The global coronavirus pandemic may very well be in its last throes of chaos, having spread from Wuhan, China out to all the far corners of the planet.
In the United States, the illness predictably ravaged New York City first, on account of The Big Apple’s international connections and unreal population density. Now, some months later, the virus is surging in states far from Gotham such as Texas and Florida, where officials had begun to reopen the economy, believing that they had dodged a bullet.
The case-counts are particularly worrisome in Florida, which is known for the their tourism and travel, and who will be playing host to a consolidated version of several sports leagues in Orlando in the coming weeks.
The real issue is that Florida officials haven’t been all that forthcoming with their statistics.
Under pressure last week as COVID-19 hospitalizations soared in Florida, Gov. Ron DeSantis’ office said the state would start reporting daily hospitalization data for all 67 counties.
DeSantis on Tuesday, however, refused to address the fact that the state has yet to make good on its promise when asked by a Miami Herald reporter.
“Obviously not everything is presented in this report but just an unbelievable amount of data is available,” DeSantis said at an indoor press conference held at Florida’s 12th COVID-only nursing facility near Miami International Airport.
Even under direct questioning, the state deferred.

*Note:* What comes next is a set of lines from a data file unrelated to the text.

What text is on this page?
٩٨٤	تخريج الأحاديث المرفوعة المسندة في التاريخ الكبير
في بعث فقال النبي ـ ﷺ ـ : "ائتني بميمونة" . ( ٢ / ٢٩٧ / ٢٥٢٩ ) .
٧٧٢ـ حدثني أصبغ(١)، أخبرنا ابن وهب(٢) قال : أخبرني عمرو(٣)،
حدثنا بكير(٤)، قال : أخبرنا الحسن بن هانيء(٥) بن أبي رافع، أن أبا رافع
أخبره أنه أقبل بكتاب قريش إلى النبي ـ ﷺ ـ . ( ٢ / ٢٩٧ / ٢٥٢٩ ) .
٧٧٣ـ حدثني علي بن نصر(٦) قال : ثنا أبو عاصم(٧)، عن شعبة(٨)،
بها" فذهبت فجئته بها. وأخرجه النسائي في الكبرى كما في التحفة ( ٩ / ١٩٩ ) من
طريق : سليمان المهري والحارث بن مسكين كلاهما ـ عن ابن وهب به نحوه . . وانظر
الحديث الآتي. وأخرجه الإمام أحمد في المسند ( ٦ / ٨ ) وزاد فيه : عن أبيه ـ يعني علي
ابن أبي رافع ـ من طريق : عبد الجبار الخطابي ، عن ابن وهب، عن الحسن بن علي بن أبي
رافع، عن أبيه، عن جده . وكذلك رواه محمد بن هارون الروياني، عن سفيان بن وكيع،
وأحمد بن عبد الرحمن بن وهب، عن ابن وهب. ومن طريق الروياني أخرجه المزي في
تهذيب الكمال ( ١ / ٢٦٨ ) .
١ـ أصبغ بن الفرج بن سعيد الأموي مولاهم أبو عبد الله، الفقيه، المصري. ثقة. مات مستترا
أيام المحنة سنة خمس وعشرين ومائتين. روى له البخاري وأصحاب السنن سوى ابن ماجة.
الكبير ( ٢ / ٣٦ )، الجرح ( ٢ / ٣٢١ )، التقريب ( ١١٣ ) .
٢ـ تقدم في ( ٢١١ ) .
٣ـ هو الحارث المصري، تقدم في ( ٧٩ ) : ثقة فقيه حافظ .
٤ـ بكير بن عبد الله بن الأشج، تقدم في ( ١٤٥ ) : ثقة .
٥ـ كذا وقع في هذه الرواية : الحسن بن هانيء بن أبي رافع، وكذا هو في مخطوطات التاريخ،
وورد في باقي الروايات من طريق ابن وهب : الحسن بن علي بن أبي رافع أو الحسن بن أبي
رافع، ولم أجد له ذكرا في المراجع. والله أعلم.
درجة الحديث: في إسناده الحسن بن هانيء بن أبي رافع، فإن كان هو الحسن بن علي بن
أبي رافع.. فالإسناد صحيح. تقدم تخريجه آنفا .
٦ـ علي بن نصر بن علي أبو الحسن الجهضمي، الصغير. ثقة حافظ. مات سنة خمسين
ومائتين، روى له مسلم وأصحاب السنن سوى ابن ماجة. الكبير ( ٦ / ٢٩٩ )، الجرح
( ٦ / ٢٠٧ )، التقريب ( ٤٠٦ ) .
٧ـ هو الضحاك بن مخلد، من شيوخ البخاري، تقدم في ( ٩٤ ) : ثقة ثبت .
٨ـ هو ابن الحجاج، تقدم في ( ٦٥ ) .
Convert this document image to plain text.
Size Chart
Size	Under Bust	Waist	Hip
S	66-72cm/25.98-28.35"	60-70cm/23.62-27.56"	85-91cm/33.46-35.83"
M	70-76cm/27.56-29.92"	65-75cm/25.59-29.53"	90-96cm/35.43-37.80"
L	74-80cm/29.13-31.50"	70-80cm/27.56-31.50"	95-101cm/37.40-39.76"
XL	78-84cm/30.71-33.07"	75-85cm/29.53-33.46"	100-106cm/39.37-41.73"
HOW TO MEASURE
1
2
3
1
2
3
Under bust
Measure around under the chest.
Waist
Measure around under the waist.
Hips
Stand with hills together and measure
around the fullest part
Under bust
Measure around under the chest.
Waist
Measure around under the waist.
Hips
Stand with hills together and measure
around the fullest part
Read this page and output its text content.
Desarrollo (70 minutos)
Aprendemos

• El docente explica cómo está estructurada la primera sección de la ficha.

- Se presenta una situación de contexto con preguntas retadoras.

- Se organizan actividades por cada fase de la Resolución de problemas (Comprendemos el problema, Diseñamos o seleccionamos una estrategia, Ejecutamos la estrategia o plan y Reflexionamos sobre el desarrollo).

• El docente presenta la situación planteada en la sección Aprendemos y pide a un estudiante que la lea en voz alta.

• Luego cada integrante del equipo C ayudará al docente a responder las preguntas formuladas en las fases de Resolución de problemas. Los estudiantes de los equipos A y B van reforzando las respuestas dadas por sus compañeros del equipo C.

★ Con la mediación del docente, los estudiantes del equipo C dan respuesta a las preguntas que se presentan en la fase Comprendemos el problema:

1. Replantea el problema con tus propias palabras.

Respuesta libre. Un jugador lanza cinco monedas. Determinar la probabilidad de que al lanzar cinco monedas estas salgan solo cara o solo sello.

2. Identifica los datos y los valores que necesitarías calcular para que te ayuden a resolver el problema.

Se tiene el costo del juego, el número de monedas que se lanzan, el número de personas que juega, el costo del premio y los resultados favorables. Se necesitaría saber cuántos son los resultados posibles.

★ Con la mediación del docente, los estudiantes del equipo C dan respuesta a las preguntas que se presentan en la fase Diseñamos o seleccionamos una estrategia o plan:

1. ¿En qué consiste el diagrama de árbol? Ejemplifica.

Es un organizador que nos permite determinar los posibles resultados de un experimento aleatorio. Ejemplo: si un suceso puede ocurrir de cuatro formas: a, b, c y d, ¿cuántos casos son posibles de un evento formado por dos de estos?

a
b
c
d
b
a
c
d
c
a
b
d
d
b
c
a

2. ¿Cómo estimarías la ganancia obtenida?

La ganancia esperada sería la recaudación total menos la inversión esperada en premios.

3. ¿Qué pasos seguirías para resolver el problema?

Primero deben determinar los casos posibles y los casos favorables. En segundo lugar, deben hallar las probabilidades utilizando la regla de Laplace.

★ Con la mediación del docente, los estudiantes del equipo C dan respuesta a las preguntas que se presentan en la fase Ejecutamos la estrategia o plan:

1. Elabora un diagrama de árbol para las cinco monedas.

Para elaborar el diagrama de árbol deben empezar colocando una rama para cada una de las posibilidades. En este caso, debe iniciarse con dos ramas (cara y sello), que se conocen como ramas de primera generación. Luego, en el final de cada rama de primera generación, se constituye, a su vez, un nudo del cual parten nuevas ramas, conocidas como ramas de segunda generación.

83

When asked by the Miami Herald earlier this week, the governor’s office said it still planned to publicly report the data, but would not specify a timeline. Public health officials and experts have told the Herald that the state’s Agency for Health Care Administration possesses the data, but the agency has not responded to requests to provide it.
State health department officials have told researchers that the department does not track current hospitalizations.